Lennon a ainsi couché sur le papier les sessions floues alimentées par la drogue qui ont marqué la production du groupe et montré que les chansons ne doivent pas nécessairement signifier quelque chose pour être considérées comme grandes. Mais où le Barde lui-même, William Shakespeare, entre-t-il en jeu ? Lorsque le groupe a enfin pu enregistrer la chanson lors de l’enregistrement de Magical Mystery Tour, il a commencé à jouer avec le mixage, cherchant un moyen d’enrichir la vision déjà kaléidoscopique de Lennon.
La chanson contient des mots que Lennon avait créés pour sa propre exploration littéraire In His Own Write et il a raconté à Sheff comment il les avait trouvés. « Vous savez, vous collez juste quelques images ensemble, vous les enfilez, et vous appelez ça de la poésie.
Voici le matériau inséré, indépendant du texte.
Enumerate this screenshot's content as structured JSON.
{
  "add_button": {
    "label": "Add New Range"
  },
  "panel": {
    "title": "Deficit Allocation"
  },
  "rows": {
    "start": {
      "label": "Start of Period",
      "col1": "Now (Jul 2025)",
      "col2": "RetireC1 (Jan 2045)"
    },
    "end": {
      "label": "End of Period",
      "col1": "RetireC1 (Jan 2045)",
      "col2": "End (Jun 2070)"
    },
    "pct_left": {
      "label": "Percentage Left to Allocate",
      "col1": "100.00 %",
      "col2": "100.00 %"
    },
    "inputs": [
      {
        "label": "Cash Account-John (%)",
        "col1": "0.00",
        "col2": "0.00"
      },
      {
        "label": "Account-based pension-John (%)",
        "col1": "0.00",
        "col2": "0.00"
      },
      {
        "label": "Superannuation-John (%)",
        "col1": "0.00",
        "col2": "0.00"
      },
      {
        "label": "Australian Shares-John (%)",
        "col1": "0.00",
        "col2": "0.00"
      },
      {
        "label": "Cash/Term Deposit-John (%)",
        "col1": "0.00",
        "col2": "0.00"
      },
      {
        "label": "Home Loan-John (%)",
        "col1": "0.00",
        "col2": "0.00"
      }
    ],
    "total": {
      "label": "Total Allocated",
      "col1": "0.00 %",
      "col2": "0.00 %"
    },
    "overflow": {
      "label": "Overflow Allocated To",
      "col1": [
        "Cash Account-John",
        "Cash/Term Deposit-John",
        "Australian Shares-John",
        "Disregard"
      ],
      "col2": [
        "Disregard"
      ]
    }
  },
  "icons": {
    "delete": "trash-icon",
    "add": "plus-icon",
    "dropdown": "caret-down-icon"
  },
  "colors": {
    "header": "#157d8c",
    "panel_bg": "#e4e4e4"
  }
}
Eh bien, peut-être que c’est de la poésie. Mais j’ai juste utilisé l’esprit qui a écrit In His Own Write pour écrire cette chanson. »
La chanson comporterait également une émission de la BBC rarement entendue du Roi Lear de Shakespeare, qui inspirerait Lennon et ferait le montage final. « Il y avait même de la radio de la BBC en direct sur une piste, tu sais. Ils récitaient Shakespeare ou quelque chose comme ça, et j’ai juste intégré les lignes qui passaient à la radio dans la chanson. » Ironiquement, grâce aux paroles de la chanson « prêtresse pornographique » et « laisse tomber ta culotte », la chanson a ensuite été interdite par la BBC.
Cependant, cela n’entamera pas sa légende, et « I Am The Walrus » est souvent considérée comme l’une des meilleures compositions de Lennon, même si elle est largement absurde. Il est juste de dire que les Beatles ont, en fait, intellectualisé la musique pop. Il est tout aussi juste de dire qu’ils n’avaient aucune idée de ce qu’ils faisaient. Ce n’étaient que quatre gars de Liverpool qui écrivaient de la musique sur ce qu’ils connaissaient, et le fait qu’ils soient aussi pertinents culturellement que William Shakespeare n’est qu’un signe de l’excellence de leur travail.